Я невольно чувствую, что в любви есть что-то такое неправильное по самой сути. Друзья ссорятся или расходятся, то же и близкие, но нет там этой боли, этой острой жалости, этой фатальности, которая примешана к любви. У дружества никогда не бывает такого обреченного вида. Отчего это, в чем тут дело? Я не перестал любить тебя, но, оттого что не могу больше целовать твоего размытого, как в тумане, дорогого лица, мы должны вот расстаться, расстаться мы должны. Отчего это так? Что это за таинственная исключительность такая? Можно иметь тыщу друзей, но только одну любимую. Гаремы здесь ни при чем: я говорю о балете, а не о гимнастике. Или может существовать такой невообразимый турок, который каждую из своих четырехсот жен любит, как я тебя? Ведь если скажу «две», то тем самым поведу счет, и этому конца не будет. Есть только одно-единственное число — Единица. И, видно, любовь есть лучший пример этой единственности.

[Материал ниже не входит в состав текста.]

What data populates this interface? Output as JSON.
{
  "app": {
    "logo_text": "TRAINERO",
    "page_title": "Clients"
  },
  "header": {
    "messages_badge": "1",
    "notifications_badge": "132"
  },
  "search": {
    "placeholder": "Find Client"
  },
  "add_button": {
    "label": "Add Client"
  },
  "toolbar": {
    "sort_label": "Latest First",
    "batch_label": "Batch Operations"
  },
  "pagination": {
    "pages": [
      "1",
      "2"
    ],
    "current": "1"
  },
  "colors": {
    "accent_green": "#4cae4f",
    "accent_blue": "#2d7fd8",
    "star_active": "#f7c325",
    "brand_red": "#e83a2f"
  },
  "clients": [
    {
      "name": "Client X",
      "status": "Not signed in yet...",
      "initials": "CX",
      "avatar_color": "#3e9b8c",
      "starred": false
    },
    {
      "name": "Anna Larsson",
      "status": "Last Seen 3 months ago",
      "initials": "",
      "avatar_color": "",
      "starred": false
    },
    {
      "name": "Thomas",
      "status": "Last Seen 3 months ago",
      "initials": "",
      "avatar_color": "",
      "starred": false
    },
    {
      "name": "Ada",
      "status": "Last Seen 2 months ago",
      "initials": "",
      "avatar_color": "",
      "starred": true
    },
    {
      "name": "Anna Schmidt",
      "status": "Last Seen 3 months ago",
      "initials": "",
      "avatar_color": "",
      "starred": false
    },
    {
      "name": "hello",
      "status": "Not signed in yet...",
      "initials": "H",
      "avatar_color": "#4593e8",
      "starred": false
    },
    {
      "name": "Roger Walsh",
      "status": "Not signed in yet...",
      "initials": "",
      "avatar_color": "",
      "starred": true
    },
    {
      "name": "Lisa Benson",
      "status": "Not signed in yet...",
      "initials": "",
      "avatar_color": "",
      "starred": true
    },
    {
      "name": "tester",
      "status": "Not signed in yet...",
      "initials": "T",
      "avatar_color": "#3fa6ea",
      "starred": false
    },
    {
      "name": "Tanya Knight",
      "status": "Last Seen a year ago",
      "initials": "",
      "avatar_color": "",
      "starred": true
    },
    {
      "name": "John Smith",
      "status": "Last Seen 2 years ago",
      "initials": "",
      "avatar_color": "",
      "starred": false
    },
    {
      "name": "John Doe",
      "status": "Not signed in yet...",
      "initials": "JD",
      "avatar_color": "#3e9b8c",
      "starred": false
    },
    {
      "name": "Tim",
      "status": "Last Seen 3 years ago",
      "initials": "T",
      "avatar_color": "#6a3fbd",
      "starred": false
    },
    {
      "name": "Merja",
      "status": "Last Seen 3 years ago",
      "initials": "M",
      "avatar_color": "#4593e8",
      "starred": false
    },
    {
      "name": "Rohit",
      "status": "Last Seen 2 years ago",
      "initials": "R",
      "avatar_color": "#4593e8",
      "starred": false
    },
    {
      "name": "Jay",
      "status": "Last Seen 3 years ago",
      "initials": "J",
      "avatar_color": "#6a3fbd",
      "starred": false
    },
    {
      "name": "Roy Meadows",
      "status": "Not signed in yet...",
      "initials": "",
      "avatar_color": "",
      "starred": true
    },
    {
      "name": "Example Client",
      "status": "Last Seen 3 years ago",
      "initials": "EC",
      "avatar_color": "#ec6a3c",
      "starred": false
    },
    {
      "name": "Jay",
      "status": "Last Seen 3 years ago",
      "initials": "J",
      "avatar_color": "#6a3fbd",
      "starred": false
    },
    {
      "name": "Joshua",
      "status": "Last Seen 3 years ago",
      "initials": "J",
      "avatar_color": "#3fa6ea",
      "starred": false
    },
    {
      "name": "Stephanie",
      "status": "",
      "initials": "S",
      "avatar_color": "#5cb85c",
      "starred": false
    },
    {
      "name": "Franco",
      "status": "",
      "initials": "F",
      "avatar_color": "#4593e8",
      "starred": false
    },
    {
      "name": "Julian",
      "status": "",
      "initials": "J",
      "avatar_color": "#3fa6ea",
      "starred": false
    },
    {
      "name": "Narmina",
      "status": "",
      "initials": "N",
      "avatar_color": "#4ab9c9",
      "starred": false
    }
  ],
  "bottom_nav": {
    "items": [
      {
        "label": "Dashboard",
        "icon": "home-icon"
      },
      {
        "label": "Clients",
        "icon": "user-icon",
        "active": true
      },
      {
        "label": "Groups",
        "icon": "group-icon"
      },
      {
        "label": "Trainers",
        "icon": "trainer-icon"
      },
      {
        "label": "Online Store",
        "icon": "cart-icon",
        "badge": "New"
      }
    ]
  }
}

Прощай, бедная моя любовь. Мне тебя никогда не забыть и никем не заменить. Нелепо пытаться убеждать тебя, что ты была чистой любовью, а эта другая страсть — просто комедия плоти. Всё — плоть, и всё — чистота. Но одно я знаю наверное: с тобой я был счастлив, а теперь я несчастлив с другой. А жизнь будет идти своим чередом. Я буду шутить с приятелями в конторе, и есть вволю (покуда не расстрою желудка), и читать романы, и писать стихи, и следить за биржевыми новостями — в общем, вести себя, как вел себя всегда. Но это не значит, что я буду без тебя счастлив… Всякая подробность, которая напомнит мне о тебе, — неодобрительный взгляд мебели в комнатах, где ты взбивала диванные подушки и разговаривала с кочергою, всякая подробность, которую мы заметили оба, — всегда будет мне казаться створкой раковины, половинкой медяка, а другая — у тебя. Прощай. Уходи, уходи. Не пиши. Выходи за Чарли или другого какого хорошего человека с трубкой во рту. Покамест забудь обо мне, но вспомни потом, когда горькое забудется. Это пятно не от слезы. Сломалось самоточное перо, и вот пишу этим гадким, в гадком этом номере. Жара стоит неимоверная, а я еще не кончил дела, которое должен "привести к удовлетворительному завершению", по выражению этого болвана Мортимера. Кажется, у тебя одна или две мои книги — но это не имеет значения. Очень прошу тебя — не пиши.
Л.».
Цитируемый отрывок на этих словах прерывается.